Saturday, October 12, 2013

Stained Glass Loft Window Update

My next post was going to be about the roof installation, but then I did a 4 p.m. dash up to Addison today to meet with Dave Kittrell at Kittrell/Riffkind Art Glass about my loft window - and now I have to write about that first!  I've been trying to get to Addison to see him for over a week and I just couldn't get there.  They close at 6 on Saturdays and I made it into the studio a shade before 5.  As turned out, it was just the right amount of time.

I LOVE going to meet with him.  To begin with, the gallery there is full of beautiful glass pieces.  Things that hang and catch the sun, jewelry, art pieces, glassware... if it's made from glass, they have it.  I always look longingly at items on the way out the door.

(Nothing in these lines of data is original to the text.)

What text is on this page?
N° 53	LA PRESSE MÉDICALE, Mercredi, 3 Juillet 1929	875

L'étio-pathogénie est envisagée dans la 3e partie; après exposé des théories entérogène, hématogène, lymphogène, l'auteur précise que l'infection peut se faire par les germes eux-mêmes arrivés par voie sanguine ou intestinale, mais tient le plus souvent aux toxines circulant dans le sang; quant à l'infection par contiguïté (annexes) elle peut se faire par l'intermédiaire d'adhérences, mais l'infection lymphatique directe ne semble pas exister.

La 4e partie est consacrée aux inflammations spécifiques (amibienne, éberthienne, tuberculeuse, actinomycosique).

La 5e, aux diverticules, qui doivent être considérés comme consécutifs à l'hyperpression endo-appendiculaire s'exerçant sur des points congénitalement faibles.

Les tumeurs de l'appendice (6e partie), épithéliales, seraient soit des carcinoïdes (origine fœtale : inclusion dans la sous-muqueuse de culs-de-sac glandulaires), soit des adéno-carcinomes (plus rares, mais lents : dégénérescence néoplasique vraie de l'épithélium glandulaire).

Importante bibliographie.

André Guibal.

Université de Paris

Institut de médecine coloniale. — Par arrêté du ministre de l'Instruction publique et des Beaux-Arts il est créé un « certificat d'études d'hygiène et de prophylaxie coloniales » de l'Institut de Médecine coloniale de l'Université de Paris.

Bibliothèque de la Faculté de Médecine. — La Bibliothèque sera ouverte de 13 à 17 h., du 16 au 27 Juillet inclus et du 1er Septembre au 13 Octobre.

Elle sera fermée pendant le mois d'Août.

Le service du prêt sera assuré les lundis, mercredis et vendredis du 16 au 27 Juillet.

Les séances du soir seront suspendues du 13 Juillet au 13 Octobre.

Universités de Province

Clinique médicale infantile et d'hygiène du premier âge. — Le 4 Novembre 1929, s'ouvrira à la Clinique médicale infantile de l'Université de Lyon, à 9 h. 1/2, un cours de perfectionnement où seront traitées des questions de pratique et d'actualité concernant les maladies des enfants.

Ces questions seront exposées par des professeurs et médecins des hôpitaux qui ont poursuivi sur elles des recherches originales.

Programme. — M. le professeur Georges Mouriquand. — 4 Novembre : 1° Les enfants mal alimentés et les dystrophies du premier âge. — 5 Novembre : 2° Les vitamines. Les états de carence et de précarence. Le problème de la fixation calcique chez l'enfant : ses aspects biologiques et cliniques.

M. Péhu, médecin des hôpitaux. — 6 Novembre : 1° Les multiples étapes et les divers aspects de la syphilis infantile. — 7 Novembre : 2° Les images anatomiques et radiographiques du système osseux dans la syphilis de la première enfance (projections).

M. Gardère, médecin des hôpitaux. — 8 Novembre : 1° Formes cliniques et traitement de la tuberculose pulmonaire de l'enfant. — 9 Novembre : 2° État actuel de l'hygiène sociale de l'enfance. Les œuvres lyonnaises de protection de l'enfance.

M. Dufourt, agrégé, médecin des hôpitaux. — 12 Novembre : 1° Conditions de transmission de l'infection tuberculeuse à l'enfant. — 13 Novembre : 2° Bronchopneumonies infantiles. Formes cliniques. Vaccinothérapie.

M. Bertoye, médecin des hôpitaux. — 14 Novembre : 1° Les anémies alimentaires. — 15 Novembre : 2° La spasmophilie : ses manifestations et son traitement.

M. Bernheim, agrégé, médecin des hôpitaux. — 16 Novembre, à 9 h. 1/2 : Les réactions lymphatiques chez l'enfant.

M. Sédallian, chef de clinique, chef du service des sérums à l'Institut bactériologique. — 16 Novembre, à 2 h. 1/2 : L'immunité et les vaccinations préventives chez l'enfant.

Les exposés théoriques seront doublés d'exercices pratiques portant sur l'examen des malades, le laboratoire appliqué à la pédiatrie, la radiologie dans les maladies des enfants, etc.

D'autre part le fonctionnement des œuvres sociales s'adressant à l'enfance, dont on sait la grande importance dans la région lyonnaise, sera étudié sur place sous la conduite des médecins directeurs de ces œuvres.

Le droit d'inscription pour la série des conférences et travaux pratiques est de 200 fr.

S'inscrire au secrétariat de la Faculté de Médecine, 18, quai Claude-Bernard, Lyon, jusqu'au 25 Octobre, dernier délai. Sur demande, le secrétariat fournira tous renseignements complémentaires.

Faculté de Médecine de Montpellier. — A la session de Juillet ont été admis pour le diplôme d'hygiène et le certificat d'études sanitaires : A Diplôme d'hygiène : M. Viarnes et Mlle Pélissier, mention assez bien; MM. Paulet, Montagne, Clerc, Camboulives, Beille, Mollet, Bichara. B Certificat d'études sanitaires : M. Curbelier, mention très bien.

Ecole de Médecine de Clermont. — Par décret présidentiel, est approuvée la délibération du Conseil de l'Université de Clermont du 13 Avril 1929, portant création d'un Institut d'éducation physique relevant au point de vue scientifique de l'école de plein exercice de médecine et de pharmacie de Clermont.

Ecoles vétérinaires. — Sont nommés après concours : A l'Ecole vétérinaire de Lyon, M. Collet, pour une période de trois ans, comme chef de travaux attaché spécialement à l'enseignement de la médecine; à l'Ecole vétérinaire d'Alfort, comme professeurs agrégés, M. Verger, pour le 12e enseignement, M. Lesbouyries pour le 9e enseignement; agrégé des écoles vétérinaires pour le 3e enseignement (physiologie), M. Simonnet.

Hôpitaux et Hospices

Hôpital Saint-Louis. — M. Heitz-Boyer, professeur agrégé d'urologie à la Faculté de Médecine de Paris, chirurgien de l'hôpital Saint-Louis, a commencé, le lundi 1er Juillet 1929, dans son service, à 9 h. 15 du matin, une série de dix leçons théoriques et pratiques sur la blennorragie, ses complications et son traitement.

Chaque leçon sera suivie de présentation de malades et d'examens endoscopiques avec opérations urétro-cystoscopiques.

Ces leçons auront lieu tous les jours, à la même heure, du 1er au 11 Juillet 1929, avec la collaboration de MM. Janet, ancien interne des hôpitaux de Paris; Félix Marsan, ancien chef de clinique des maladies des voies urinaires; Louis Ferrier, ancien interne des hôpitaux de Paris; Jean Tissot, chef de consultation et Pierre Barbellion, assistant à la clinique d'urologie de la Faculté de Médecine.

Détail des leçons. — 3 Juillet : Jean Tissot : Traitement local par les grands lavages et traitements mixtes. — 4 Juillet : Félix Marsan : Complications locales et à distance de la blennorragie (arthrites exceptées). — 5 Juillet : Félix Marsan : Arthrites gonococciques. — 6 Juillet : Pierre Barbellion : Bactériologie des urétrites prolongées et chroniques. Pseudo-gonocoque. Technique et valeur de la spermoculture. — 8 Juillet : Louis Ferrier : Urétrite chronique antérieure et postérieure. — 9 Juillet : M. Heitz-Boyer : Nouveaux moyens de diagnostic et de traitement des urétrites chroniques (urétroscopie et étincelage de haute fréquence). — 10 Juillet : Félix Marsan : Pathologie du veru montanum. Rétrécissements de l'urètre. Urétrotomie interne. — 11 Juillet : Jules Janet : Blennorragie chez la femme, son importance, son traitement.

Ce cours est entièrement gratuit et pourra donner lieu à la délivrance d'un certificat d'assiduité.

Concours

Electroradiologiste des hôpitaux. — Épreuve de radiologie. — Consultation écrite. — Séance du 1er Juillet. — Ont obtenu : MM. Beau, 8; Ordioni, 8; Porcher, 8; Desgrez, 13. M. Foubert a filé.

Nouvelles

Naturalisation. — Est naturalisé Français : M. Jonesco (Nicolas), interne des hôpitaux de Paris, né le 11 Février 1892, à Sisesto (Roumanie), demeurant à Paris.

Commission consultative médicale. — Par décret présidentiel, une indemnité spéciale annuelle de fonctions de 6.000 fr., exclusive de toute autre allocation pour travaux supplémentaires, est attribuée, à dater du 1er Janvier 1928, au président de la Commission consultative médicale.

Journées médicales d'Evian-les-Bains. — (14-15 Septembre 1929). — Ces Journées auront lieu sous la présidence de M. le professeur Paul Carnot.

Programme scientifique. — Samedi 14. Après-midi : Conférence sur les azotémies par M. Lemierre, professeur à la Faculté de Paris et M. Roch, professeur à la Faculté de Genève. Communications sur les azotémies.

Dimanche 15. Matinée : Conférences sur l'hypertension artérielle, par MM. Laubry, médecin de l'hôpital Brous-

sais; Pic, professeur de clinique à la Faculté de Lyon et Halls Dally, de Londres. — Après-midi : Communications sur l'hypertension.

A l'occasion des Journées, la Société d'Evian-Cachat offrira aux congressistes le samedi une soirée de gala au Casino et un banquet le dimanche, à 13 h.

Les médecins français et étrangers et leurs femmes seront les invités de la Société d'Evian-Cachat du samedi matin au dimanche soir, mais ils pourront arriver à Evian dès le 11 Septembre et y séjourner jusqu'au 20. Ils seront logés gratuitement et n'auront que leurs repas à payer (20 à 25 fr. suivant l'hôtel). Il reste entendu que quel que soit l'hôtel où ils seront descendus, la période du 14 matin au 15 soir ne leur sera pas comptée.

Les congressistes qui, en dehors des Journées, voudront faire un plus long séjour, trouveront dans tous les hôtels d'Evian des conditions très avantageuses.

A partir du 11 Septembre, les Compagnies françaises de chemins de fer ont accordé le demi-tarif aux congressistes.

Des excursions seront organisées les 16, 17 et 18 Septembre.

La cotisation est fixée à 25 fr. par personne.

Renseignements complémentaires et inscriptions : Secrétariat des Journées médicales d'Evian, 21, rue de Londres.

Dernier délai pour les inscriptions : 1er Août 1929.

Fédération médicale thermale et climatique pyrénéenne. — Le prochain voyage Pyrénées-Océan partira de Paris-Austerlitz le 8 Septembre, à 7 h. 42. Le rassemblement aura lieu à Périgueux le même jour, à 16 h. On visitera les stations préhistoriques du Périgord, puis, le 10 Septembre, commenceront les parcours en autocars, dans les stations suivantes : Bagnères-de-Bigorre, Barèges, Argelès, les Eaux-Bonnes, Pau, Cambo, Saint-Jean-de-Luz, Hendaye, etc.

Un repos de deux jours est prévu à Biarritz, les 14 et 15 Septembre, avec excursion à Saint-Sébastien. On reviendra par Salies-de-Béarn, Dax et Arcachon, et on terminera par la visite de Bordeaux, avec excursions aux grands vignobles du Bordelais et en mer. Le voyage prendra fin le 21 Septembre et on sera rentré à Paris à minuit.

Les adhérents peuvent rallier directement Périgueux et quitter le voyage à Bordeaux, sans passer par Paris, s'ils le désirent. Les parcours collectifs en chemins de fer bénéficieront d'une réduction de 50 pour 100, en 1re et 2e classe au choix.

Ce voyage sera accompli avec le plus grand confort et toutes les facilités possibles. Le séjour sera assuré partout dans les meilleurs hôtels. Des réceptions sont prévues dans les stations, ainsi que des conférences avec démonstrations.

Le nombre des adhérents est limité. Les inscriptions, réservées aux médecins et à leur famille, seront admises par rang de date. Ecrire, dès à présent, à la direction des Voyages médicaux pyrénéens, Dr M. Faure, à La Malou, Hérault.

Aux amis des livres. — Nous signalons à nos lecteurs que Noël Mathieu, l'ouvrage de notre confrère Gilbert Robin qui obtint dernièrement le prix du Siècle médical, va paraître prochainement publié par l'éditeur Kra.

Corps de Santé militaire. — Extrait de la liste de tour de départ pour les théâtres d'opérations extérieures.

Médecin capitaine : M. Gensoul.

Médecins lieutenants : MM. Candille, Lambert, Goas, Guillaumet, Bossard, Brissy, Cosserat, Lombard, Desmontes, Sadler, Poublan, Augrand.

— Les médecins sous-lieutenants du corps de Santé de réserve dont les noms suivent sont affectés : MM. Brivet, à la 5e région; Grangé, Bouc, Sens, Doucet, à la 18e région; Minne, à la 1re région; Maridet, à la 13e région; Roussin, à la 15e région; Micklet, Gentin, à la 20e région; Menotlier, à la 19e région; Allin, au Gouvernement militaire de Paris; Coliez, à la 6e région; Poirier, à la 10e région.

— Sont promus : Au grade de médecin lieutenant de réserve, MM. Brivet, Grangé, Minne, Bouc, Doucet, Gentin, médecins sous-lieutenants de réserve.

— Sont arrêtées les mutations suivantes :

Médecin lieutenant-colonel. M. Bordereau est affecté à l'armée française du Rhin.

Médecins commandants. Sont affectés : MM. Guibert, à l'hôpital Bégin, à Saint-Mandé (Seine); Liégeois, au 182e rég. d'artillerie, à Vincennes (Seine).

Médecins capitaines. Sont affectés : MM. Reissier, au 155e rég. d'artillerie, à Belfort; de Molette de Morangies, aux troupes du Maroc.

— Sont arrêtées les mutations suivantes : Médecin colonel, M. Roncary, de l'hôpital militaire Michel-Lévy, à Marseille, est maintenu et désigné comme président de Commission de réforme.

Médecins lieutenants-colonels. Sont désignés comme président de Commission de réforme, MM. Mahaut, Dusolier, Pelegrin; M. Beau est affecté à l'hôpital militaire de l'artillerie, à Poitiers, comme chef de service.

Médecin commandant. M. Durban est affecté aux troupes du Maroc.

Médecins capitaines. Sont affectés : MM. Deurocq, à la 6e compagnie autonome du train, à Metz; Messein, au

Secondly, watching the way his mind works it's so obvious that he's doing what he loves, and that he's spectacularly good at it.  And he's just a nice guy.

I've written one other post about the loft window.  You can read it here.

I had narrowed my design to two figures:

The Sacred Geometry Spiral

Seed of Life - Artwork Credit Judith Shaw
I had printed several copies of them and had colored them with pencils to see what color palette I liked.  Verdict?  I can still color within the lines, but I'm not a very artsy person; I wasn't particularly whipped on any of the color combinations I'd come up with.  As per normal, I can immediately recognize what I don't like, but I have difficulty identifying what I do like.

After a bit of discussion, David and I decided on the spiral design.  He pulled out my file to review the measurements of the glass opening in the window, and drew the daylight opening on some parchment paper:

He also brought out a crate of pieces of glass that were my color palette and spread them out on the table.

Then we started laying out the design.  We started with one spiral, then added a second one.  Then he turned the second one upside down and backwards and it created sort of a yin and yang type of design.  Then he played around with overlapping the outside curve, and separating them.

That was sort of a cool look.  We tried turning the overlap in the center of the top one into a lotus flower, but the two styles were too disparate and they didn't go well together.

Then he went back to just having one spiral in the middle.  He made the remaining space on the ends of the page into separate panels, and drew a lotus in each one.  To see which way it looked better, he faced one in towards the middle, and one facing out towards the end.

 It's a bit difficult to see - and there is an extra swoopy line going through the middle.  On the left end, the lotus faces out.  On the right end the lotus faces inward.  We decided we liked the lotus facing out the best.

Then we played around with the color palette.

Some colors I nixed - like he had a mauve in there, and I am still traumatized from mauve in the 80's so it had to go.  The initial green was too kelly green for me, so we softened with with more of a shade of sage.

Then we had to decide what color the lotus petals would be - we decided on white.  With a turquoise patterned design around it.  Here is our final color palette:

The two colors on the far right are for the lotus panels.  How the rest of the colors are placed is totally up to him - I am so grateful those are his decisions because I don't have an eye for that type of thing at all.  And I know whatever he does is going to be gorgeous.  I can't WAIT to see it!  It's so exciting to be getting past the basic construction components and to be thinking about personalizing the house.